A high-throughput anti-aging drug screen was developed that simultaneously measures senescence-associated β-galactosidase activity and proliferation. Applied to replicatively pre-aged fibroblasts, this screen yielded violuric acid (VA) and 1-naphthoquinone-2-monoxime (N2N1) as its top two hits. These lead compounds extended the replicative life spans of normal and progeroid human cells in a dose-dependent manner and also extended the chronological life spans of mice and C. elegans. They are further shown here to function as redox catalysts in oxidations of NAD(P)H. They thus slow age-related declines in NAD(P)⁺/NAD(P)H ratios. VA participates in non-enzymatic electron transfers from NAD(P)H to oxidized glutathione or peroxides. N2N1 transfers electrons from NAD(P)H to cytochrome c or CoQ₁₀ via NAD(P)H dehydrogenase (quinone) 1 (NQO1). Our results indicate that pharmacologic manipulation of NQO1 activity via redox catalysts may reveal mechanisms of senescence and aging.
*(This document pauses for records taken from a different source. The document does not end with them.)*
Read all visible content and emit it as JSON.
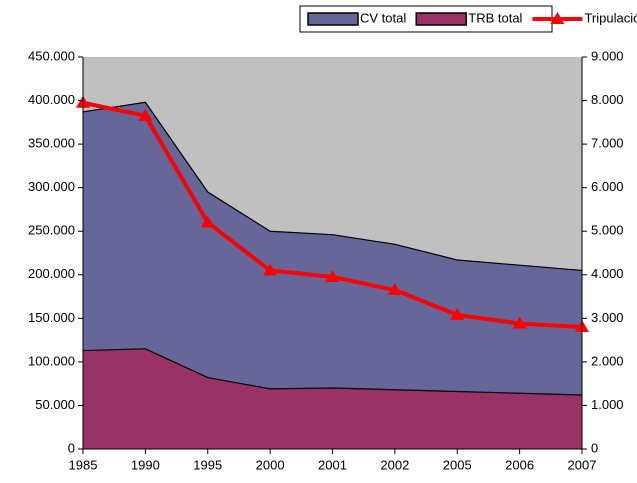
{
  "chart_data": {
    "type": "area",
    "categories": [
      "1985",
      "1990",
      "1995",
      "2000",
      "2001",
      "2002",
      "2005",
      "2006",
      "2007"
    ],
    "series": [
      {
        "name": "CV total",
        "type": "area",
        "color": "#666699",
        "values": [
          387000,
          398000,
          295000,
          250000,
          246000,
          235000,
          217000,
          211000,
          205000
        ]
      },
      {
        "name": "TRB total",
        "type": "area",
        "color": "#993366",
        "values": [
          113000,
          115000,
          82000,
          69000,
          70000,
          68000,
          66000,
          64000,
          62000
        ]
      },
      {
        "name": "Tripulación",
        "type": "line",
        "axis": "y2",
        "color": "#ff0000",
        "values": [
          7950,
          7650,
          5200,
          4100,
          3950,
          3650,
          3080,
          2880,
          2800
        ]
      }
    ],
    "ylim": [
      0,
      450000
    ],
    "yticks": [
      0,
      {
        "value": 50000,
        "label": "50.000"
      },
      {
        "value": 100000,
        "label": "100.000"
      },
      {
        "value": 150000,
        "label": "150.000"
      },
      {
        "value": 200000,
        "label": "200.000"
      },
      {
        "value": 250000,
        "label": "250.000"
      },
      {
        "value": 300000,
        "label": "300.000"
      },
      {
        "value": 350000,
        "label": "350.000"
      },
      {
        "value": 400000,
        "label": "400.000"
      },
      {
        "value": 450000,
        "label": "450.000"
      }
    ],
    "y2lim": [
      0,
      9000
    ],
    "y2ticks": [
      0,
      {
        "value": 1000,
        "label": "1.000"
      },
      {
        "value": 2000,
        "label": "2.000"
      },
      {
        "value": 3000,
        "label": "3.000"
      },
      {
        "value": 4000,
        "label": "4.000"
      },
      {
        "value": 5000,
        "label": "5.000"
      },
      {
        "value": 6000,
        "label": "6.000"
      },
      {
        "value": 7000,
        "label": "7.000"
      },
      {
        "value": 8000,
        "label": "8.000"
      },
      {
        "value": 9000,
        "label": "9.000"
      }
    ],
    "plot_background": "#c0c0c0",
    "legend": "top"
  }
}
开发了一种高通量抗衰老药物筛选剂，可同时测量与衰老相关的β-半乳糖苷酶活性和增殖。应用于可复制的预老化成纤维细胞，该筛选产生了紫尿酸（VA）和1-萘醌-2-一肟（N2N1）作为其前两大热门。这些先导化合物以剂量依赖的方式延长了正常和早衰人类细胞的复制寿命，并且还延长了小鼠和秀丽隐杆线虫的按时间顺序的寿命。它们在此处进一步显示在NAD（P）H的氧化中起氧化还原催化剂的作用。因此，它们减缓了与年龄相关的NAD（P）⁺ / NAD（P）H比值的下降。VA参与从NAD（P）H到氧化型谷胱甘肽或过氧化物的非酶电子转移。N2N1将电子从NAD（P）H转移到细胞色素c或CoQ ₁₀通过NAD（P）H脱氢酶（醌）1（NQO1）。我们的结果表明，通过氧化还原催化剂对NQO1活性进行药理处理可能揭示了衰老和衰老的机制。